O registro acima é, possivelmente, um das mais tristes e preconceituosas descrições da imagem feminina encontradas em textos canônicos ou deuterôcanônicos do Antigo Testamento. As figuras de linguagem utilizadas pelo autor como parâmetro de comparação para revelar o caráter moral da mulher revelam a aversão de uma cultura patriarcal à figura feminina. A maior malícia, a pior cólera, e grande maldade pertencem à natureza feminina. Encarar bestas ferozes como um leão ou Dragão é mais fácil que estar diante de uma mulher perversa. Sua beleza física é vista como um laço, uma tentação. A obra prima de uma mulher resume-se a ferir corações e a entristecer semblantes. Ela é, em última instância, a grande responsável por todas as desgraças que a raça humana vivencia. Ela trouxe o pecado e a morte ao mundo. Daí, a necessidade de mantê-la em absoluta sujeição ou afastar-se definitivamente dela.
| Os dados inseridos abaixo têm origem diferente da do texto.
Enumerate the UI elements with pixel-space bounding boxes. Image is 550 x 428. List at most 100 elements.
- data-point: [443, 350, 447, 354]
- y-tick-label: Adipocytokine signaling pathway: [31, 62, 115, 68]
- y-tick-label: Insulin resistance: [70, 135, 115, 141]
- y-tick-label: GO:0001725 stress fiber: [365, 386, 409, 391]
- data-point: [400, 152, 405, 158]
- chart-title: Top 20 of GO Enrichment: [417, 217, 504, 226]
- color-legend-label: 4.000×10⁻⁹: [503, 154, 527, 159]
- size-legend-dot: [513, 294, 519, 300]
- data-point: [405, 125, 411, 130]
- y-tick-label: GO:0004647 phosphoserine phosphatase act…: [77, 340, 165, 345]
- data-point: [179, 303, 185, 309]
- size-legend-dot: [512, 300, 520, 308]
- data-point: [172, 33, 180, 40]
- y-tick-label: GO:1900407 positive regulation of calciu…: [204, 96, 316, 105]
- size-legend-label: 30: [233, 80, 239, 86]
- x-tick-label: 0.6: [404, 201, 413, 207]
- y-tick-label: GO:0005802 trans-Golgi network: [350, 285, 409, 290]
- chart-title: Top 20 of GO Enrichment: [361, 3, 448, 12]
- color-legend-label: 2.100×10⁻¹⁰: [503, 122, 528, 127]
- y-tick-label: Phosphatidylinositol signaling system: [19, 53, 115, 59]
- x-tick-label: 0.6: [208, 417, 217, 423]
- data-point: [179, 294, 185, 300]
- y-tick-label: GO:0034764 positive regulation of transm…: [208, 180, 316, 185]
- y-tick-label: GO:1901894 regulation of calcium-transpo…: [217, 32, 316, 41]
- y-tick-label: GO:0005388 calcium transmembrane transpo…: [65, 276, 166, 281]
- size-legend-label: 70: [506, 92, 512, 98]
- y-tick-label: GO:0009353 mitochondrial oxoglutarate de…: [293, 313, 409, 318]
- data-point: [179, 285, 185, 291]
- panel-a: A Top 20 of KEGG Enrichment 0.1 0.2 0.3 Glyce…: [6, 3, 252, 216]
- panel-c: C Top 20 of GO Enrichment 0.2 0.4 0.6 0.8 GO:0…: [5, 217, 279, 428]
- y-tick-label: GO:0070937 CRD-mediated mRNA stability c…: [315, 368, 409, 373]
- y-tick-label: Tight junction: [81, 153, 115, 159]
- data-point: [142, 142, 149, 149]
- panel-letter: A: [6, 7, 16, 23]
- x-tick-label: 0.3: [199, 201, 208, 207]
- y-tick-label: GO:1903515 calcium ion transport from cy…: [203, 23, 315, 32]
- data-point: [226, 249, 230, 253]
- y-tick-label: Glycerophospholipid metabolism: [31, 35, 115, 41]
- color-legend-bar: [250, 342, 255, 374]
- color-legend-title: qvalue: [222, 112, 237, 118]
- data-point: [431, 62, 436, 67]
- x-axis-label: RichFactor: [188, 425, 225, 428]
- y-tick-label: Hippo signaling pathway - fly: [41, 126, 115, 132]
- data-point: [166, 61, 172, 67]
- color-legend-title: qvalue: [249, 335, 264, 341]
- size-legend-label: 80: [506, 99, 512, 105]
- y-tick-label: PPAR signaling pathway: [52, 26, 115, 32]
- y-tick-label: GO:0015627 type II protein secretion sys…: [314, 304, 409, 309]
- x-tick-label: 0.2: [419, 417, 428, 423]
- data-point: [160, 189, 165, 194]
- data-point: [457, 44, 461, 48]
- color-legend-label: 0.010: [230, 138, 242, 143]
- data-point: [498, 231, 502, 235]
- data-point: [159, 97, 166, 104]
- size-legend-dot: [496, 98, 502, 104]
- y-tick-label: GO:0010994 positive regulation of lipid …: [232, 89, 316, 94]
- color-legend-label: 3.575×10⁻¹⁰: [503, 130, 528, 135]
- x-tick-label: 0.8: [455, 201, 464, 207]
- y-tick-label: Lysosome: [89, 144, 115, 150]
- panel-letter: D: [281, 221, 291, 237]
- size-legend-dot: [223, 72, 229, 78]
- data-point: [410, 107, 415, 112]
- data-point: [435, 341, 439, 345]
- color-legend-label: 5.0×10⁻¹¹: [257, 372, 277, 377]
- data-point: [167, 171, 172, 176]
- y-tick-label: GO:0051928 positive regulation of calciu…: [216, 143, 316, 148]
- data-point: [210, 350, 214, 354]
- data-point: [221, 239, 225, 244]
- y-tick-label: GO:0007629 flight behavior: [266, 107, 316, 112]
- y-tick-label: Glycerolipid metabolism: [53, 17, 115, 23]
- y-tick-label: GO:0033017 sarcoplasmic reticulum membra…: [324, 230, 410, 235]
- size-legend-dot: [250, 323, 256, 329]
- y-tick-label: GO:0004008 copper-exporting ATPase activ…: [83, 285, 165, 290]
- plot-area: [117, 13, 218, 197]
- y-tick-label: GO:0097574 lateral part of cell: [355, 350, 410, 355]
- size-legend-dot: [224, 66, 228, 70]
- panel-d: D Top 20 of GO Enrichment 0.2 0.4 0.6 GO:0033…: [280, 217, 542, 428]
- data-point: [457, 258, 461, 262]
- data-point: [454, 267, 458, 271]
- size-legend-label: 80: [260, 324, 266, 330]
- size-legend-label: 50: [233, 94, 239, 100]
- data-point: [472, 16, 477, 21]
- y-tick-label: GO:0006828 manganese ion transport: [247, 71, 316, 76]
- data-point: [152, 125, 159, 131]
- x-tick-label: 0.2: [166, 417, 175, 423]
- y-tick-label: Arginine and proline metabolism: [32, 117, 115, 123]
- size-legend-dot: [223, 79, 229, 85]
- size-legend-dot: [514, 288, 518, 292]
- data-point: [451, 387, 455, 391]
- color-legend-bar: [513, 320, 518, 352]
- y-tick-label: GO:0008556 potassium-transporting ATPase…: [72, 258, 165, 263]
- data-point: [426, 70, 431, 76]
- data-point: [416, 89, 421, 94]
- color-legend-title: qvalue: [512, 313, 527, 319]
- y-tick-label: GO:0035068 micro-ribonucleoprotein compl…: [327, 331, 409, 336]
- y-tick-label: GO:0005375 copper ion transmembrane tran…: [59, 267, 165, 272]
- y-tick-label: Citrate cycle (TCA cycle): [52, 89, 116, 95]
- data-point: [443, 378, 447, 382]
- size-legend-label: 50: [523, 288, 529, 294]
Como se pode constatar, a mulher passou, aos poucos, a ser descrita como fonte de tentação e de males, em alusão ao quadro narrado no livro de Gênesis capítulo três, texto este que se tornou uma espécie de referência e paradigma de interpretação negativa da figura feminina e que consolidou na cosmovisão dos israelitas uma imagem pessimista e sombria da mulher (RAMOS, 2001, p. 34-37).